Throughout the war, we celebrated Christmas the traditional way and there was never any interference from the Party. Hitler had no interest in changing that sort of thing, but Himmler did, and to get his hands around that holiday, he resurrected the Sonnenwende (Solstice) celebrations of 21 June and 21 December. The SS was required to participate and, as members of the Hitler Youth, so were we beginning in 1941. Granddad Willem, after some argument with Mum, finally gave in and let us go, but he himself refused to attend. Brother Len and I marched with the rest of the local HJ and BDM to a field outside town on a cold and windy 21 December. A big bonfire was lit and speeches were made by our Hitler Youth leader. We sang songs that had absolutely nothing to do with Christmas. Instead of ‘Silent Night, Holy Night,’ it was ‘High in the Night’ and ‘Clear Stars Bridging Heaven’. Len, of course loved it.

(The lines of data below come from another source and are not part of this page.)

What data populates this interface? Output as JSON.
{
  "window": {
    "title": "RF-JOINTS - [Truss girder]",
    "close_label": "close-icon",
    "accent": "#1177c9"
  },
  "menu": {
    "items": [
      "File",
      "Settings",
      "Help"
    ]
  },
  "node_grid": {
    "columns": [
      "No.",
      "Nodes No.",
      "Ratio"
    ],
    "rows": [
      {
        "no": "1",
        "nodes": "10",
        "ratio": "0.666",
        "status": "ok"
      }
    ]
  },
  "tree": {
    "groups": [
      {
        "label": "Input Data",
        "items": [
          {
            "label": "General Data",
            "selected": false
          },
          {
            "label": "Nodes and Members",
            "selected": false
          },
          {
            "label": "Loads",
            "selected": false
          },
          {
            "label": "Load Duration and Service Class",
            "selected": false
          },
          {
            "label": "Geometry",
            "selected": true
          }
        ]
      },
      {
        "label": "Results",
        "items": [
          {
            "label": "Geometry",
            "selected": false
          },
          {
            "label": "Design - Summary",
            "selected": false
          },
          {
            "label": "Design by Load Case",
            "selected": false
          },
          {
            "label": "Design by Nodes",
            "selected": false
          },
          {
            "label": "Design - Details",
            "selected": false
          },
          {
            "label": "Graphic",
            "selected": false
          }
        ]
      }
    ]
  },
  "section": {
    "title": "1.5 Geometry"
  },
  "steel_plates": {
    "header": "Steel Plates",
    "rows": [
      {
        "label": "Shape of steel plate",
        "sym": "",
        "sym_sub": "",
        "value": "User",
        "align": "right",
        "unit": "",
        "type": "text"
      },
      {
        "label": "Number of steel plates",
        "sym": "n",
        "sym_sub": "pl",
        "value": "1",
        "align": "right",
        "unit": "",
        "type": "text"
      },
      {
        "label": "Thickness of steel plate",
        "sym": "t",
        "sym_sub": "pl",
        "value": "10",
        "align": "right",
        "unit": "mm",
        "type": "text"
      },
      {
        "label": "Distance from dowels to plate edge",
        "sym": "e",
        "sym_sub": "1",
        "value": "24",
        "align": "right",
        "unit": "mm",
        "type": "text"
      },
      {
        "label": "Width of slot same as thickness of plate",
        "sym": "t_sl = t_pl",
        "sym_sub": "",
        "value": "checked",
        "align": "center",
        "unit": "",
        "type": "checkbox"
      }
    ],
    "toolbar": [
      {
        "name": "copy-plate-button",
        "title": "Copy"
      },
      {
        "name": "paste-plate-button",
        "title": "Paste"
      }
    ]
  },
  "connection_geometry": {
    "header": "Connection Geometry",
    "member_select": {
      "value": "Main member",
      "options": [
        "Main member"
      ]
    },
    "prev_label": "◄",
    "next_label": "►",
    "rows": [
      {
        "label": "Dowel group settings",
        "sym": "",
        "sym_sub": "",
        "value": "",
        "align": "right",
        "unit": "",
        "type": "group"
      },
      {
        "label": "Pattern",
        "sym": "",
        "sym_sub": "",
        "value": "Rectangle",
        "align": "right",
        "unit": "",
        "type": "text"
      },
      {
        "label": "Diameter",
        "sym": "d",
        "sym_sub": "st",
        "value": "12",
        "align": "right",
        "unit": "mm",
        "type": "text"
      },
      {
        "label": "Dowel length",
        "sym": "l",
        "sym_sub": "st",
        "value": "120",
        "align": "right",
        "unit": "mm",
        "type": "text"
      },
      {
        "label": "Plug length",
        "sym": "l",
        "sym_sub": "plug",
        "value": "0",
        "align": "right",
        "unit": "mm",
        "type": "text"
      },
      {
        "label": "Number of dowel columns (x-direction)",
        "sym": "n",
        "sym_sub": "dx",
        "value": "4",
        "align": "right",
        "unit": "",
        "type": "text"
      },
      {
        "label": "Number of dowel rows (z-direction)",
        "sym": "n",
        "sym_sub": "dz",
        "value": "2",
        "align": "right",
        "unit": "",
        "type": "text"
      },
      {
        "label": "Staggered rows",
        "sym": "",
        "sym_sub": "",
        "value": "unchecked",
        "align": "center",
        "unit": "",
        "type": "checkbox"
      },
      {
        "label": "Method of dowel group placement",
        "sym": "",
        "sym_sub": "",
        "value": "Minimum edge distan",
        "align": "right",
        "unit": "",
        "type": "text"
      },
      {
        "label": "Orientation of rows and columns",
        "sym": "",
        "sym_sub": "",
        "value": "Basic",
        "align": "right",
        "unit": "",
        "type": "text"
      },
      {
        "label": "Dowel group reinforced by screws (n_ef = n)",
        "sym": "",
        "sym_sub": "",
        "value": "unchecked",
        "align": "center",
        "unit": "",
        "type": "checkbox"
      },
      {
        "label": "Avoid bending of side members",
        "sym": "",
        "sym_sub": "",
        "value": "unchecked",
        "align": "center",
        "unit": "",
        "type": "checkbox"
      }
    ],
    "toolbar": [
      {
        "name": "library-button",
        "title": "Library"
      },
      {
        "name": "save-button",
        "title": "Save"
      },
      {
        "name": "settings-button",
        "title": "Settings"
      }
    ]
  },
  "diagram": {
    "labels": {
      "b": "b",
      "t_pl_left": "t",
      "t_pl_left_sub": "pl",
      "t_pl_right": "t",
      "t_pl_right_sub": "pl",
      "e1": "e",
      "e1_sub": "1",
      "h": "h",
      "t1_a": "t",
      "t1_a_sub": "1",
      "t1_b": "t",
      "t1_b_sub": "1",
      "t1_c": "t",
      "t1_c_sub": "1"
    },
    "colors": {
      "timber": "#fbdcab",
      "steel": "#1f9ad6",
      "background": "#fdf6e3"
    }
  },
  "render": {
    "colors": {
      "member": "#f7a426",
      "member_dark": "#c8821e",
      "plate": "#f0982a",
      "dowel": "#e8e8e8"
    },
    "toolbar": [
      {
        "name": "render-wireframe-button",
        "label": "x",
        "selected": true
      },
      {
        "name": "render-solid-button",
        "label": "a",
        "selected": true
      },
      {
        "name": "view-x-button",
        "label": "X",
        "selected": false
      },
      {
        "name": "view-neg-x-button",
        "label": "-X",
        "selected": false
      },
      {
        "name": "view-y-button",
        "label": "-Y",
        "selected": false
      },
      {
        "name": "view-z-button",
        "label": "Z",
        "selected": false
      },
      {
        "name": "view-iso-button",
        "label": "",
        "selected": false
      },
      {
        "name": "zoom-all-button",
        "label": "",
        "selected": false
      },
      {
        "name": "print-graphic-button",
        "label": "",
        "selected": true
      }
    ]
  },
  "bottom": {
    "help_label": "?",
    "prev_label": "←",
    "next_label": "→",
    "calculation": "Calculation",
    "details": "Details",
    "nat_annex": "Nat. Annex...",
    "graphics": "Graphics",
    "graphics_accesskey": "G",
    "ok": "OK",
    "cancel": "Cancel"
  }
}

I didn’t; simply because first, it was too cold and I had a runny nose and no handkerchief and second, instead of getting candy as we expected, we got a paper certificate saying that we had attended the festival. The homecoming afterward was much more to my liking. Granddad Willem was already busy setting up the Christmas tree and we decorated it with baubles that had been handed down in our family from almost a hundred years before. He had ‘liberated’ the tree, as he did every Christmas, in the middle of the night either from the cemetery or the nearby forest. Granddad Willem had the vision of an owl and he could smell Brögger Flönz miles away. He never got caught.

Younger children got toys at Christmas but most of them were war or Party related. There were wind-up tin tanks and guns and lead figures of SA and SS men and even Hitler, Goebbels and Göring. We could buy these for a few Pfennigs and today they sell among collectors for hundreds of dollars. Girls had jump ropes and hopscotch tiles and some collected Glanzbilder, which were small glossy lithographs. Whole scrapbooks were filled with them. The older children didn’t have much time for playing with toys. They were busy with scrap collecting and searching for medicinal plants. Weekends were spent with the Hitler Youth - marching, singing and listening to Nazi-oriented speeches. Camping weekends were welcomed by all. It meant being away from school, living in tents, cooking over open fires and pretending to learn how to be a good soldier in the future. Most of the camping weekends ended after June 1944. Being out anywhere was downright dangerous by that time and a group of Hitler Youth was a certain target for the Jabos.

Mum was careful to save enough food coupons in the weeks before Christmas to make a good selection of candy, cookies and other goodies. No Christmas is completed in Germany without Spekulatius. Now the name might sound like the name of a saint of some sort (Holy Spekulatius?), or the name of an illness. Suffering from Spekulatius certainly sounds serious, but it is in fact a traditional German Christmas cookie. They can be bought today in most shops at Christmas but you can bake your own.